The spring season plays host to numerous festivals and celebrations throughout Asia. Here’s a pick of a few of our favourites
Being one of the Five Pillars of Islam, Ramadan is considered one of the holiest months in the Islamic calendar, a time of prayer, contemplation, and self-reflection. During this period, Muslims observe fasting between two of their five daily prayers – Fajr at dawn and Maghrub at dusk. Fasting is considered to be an act of worship, which enables Muslims to feel closer to God and strengthen their spiritual health and self-discipline. The end of this month-long fasting period is marked by Eid al-Fitr.
Ching Ming Festival
Also known as Tomb Sweeping Day, Ching Ming – meaning ‘clean and bright’ in English – is a time for the Chinese to honour their ancestors and pay respects to the dead. The festival is traditionally observed in China, Hong Kong, Macau, and Taiwan, as well as by ethnic Chinese populations in Malaysia, Singapore, Indonesia and Thailand. Customs and traditions include cleaning tombs of the deceased and the burning of offerings such as joss sticks and joss paper at the burial site.
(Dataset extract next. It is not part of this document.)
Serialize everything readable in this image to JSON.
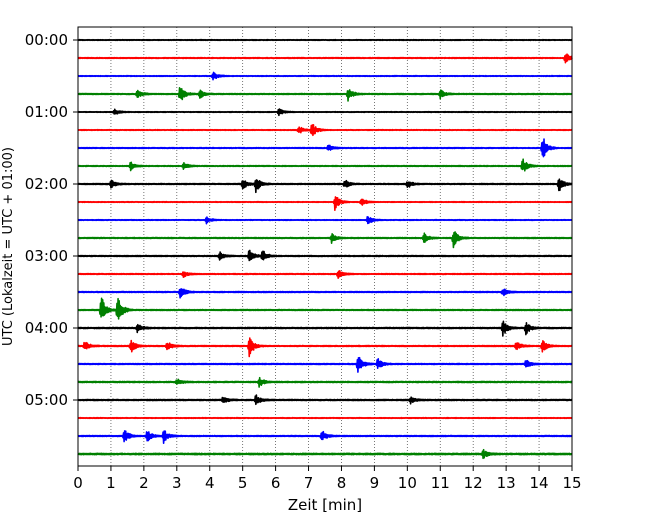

Thailand’s most famous festival, Songkran is an important event in the Buddhist calendar, marking the beginning of the traditional Thai New Year. It starts on April 13, Songkran Day, where processions of images of Buddha take place all around the country. A huge part of the celebrations revolve around water; crowds of people gather in the streets and throw water at each other using buckets, water pistols, hoses... even elephants get involved using their trunks!
Bisket Jatra marks the start of the new year according to the Bikram Sambat, the official Nepalese calendar. According to legend, the festival marks the death of serpents which had cursed a local princess. The most vivid festivities are held in Bhaktapur, 13km from Nepal’s capital Kathmandu. The main event being a tug-of-war between the Thane (upper) and Kone (lower) part of town, whereby a chariot carrying a statue of Lord Bhairava is pulled in both directions by hundreds of people.
Sri Lankan New Year
Sinhalese New Year – known as Aluth Avurudu – and Tamil New Year – Puthandu – fall on the same day in April in Sri Lanka. Customs include cleaning the family home, the lighting of oil lamps and preparation of massive feasts; street parties see local youths taking part in a variety of games, such cart races, beauty contests, pole climbing competitions. Children also pay respects to their elders, who in turn bless them with gifts of money, considered the first financial transaction of the year.
Easter is a Christian festival in commemoration of Jesus’ resurrection from the dead. Easter Sunday is a culmination of the 40 days of Lent, which starts on Ash Wednesday a represents a period of fasting, prayer, and repentance of sins. Holy Saturday, the day before Easter Sunday, is a day of mourning and reflection. In the Philippines, penitence (penitensya) is practiced by self-flagellation and crucifixions. These events often draw big crowds of devotees and tourists.
Eid al-Fitr marks the end of the month-long fasting period of Ramadan (the name literally means ‘feast of breaking the fast’). It is celebrated for one to three days, depending on the country. Before perfoming the Eid prayer, Muslims take part in Zakat-ul-fitr, an obligatory act giving to the poor and needy in the form of food or money. Eid is celebrated around the world in different ways, but follow a common theme of feasting, celebration, worship and looking after the less fortunate.
Cheung Chau Bun Festival
Coinciding with the week of Buddha’s birthday in Hong Kong, Pak Tai Temple plays host to the Cheung Chau bun festival. Bustling with visitors and locals alike, celebrations include lion dances, colourful parades (in which participants dress as folkloric characters), and the festival’s main event, the bun scrambling competition. On the final day of the festival, contestants compete by climbing the 60-foot bamboo towers, collecting the sweet buns attached to the tower as they go.
Buddha’s birthday commemorates the birth of the Guatama Buddha, regarded as the founder of Buddhism. The festival is observed annually on the Sunday nearest to the full moon in May. Buddhists spend this sacred day at temples meditating, chanting prayers and offering alms to Buddhist monks. Special efforts are made to bring happiness to the less fortunate, such as the aged, the handicapped, and the sick. Some Buddhists will distribute gifts in the form of cash, or volunteer for charitable causes.
One of the most colourful and vibrant festivals in the Philippines, Pahiyas takes place in the town of Lucban, Quezon. It is a celebration to pay homage to the patron saint of farmers, San Isidro Labrador, for a bountiful harvest. In town, the streets and houses are decorated with Lucban’s best agricultural wares, such as vegetables, fruits, Lucban longganisa (Filipino pork sausage) and colorful kipings – traditional Filipino leaf-shaped wafers made from glutinous rice.